O ex-secretário de Estado da Saúde afirmou que uma das lições que ficaram da pandemia é que “o SNS é a base do sistema”. E defendeu que é preciso “aumentar ou, no mínimo, não reduzir o investimento público”. Mas também “não ostracizar os sectores privado e social nesta altura em que todos são necessários”. Considerou que vale a pena aproveitar o momento “para acentuar a complementaridade que está definida na lei” entre os vários sectores e que o SNS “deve antecipar-se e definir qual o quadro operacional dessa complementaridade”.

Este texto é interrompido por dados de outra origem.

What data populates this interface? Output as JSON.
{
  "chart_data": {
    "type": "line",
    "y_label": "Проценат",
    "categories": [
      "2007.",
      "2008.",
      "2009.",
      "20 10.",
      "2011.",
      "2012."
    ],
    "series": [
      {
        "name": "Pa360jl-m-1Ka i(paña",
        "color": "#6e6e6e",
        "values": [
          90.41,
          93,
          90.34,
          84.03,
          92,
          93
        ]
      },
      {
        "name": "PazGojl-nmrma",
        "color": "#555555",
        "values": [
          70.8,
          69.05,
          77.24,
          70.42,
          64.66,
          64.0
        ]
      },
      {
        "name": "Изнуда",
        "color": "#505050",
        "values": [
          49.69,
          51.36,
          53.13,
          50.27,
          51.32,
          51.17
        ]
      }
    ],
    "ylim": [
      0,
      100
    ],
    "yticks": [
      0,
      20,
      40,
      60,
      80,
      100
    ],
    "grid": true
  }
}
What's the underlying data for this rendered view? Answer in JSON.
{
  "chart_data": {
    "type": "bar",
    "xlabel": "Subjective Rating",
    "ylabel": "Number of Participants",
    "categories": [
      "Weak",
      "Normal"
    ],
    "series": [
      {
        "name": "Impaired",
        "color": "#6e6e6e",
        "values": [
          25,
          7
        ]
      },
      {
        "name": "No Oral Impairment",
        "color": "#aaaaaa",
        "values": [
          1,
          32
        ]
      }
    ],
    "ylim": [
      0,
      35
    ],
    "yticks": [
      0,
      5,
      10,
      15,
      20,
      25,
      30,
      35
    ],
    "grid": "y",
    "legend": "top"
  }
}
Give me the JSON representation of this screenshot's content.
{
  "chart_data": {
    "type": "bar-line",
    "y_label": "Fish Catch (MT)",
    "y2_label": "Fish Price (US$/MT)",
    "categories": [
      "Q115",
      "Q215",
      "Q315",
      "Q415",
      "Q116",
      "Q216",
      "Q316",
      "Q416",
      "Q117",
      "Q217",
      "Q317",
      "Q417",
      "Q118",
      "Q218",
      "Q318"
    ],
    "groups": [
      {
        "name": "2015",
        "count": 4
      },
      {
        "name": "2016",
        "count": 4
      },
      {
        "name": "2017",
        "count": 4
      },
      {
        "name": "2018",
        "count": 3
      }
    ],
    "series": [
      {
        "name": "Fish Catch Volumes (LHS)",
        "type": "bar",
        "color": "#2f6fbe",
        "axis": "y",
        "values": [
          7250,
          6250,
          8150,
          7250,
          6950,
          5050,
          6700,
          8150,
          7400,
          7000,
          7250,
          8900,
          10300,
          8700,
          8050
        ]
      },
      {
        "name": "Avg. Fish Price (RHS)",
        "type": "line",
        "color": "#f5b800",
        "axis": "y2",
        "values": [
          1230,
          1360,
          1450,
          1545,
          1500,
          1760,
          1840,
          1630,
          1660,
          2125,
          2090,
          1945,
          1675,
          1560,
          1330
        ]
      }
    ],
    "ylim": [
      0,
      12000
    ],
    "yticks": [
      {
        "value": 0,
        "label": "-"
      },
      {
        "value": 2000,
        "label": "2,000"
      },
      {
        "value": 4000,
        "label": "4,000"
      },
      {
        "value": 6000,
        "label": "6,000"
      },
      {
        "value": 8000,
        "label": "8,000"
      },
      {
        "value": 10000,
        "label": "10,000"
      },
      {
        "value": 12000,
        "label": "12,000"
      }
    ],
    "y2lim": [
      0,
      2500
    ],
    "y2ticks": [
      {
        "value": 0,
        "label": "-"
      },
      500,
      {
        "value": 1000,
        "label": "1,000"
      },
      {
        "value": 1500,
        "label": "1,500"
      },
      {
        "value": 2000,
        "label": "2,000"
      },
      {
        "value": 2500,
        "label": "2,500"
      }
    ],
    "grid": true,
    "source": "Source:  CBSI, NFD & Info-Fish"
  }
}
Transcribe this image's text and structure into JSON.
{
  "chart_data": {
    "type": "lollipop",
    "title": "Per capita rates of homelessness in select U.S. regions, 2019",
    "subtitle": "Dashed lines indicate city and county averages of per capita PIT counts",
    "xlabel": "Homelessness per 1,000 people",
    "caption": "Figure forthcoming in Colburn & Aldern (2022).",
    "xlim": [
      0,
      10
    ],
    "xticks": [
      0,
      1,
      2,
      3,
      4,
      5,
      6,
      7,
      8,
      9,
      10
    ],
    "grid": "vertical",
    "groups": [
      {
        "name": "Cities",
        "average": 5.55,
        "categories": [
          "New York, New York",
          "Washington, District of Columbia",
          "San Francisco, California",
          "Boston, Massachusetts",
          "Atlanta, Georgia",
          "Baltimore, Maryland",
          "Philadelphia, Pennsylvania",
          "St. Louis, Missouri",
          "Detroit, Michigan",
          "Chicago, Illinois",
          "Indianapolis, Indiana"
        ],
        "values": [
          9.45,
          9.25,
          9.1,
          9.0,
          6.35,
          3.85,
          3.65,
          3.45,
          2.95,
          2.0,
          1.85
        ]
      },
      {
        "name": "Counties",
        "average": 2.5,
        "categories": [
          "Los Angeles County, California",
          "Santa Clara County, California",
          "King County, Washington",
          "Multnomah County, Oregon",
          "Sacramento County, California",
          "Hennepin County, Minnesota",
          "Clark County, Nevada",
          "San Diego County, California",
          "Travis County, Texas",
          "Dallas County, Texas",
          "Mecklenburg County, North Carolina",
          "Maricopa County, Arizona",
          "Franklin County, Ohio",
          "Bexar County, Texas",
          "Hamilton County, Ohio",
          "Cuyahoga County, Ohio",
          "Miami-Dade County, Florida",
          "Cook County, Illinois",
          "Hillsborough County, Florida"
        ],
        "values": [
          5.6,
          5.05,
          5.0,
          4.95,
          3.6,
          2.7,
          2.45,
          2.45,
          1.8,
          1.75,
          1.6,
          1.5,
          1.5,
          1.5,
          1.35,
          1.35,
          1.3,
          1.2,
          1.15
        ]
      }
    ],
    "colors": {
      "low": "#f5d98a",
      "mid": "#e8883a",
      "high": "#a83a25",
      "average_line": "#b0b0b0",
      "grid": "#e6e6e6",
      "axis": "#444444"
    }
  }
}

“Há muitos aspectos a considerar. Terá de ser um trabalho feito ao longo do tempo com muita negociação”. Admitiu, como exemplo, o critério territorial. “Nos distritos onde a oferta pública é mais abundante, provavelmente, não há nenhuma boa razão para que aí haja financiamento público do sector privado. Mas, provavelmente, há outros territórios em que o sector público não foi ainda capaz de chegar de uma forma completa e, portanto, deveria ser proporcionado ao sector privado e social um quadro sustentável e garantido de substituição do sector público”, sugeriu.

Orador no encontro, Óscar Gaspar, presidente da Associação Portuguesa de Hospitalização Privada, lembrou que as novas regras impostas pela pandemia criam condicionalismos no acelerar da retoma, logo por ser preciso maior intervalo entre actos médicos, testes e equipamentos de protecção individual. Um “novo normal” que trouxe “custos muito substanciais”.

“O Governo publicou uma proposta de programa de estabilidade na semana passada e constata-se que o SNS está a gastar, neste momento, qualquer coisa como 155 milhões de euros por mês com equipamentos de protecção individual. Ou seja, em Março e Abril ter-se-ão gasto 310 milhões de euros nestes equipamentos”, disse.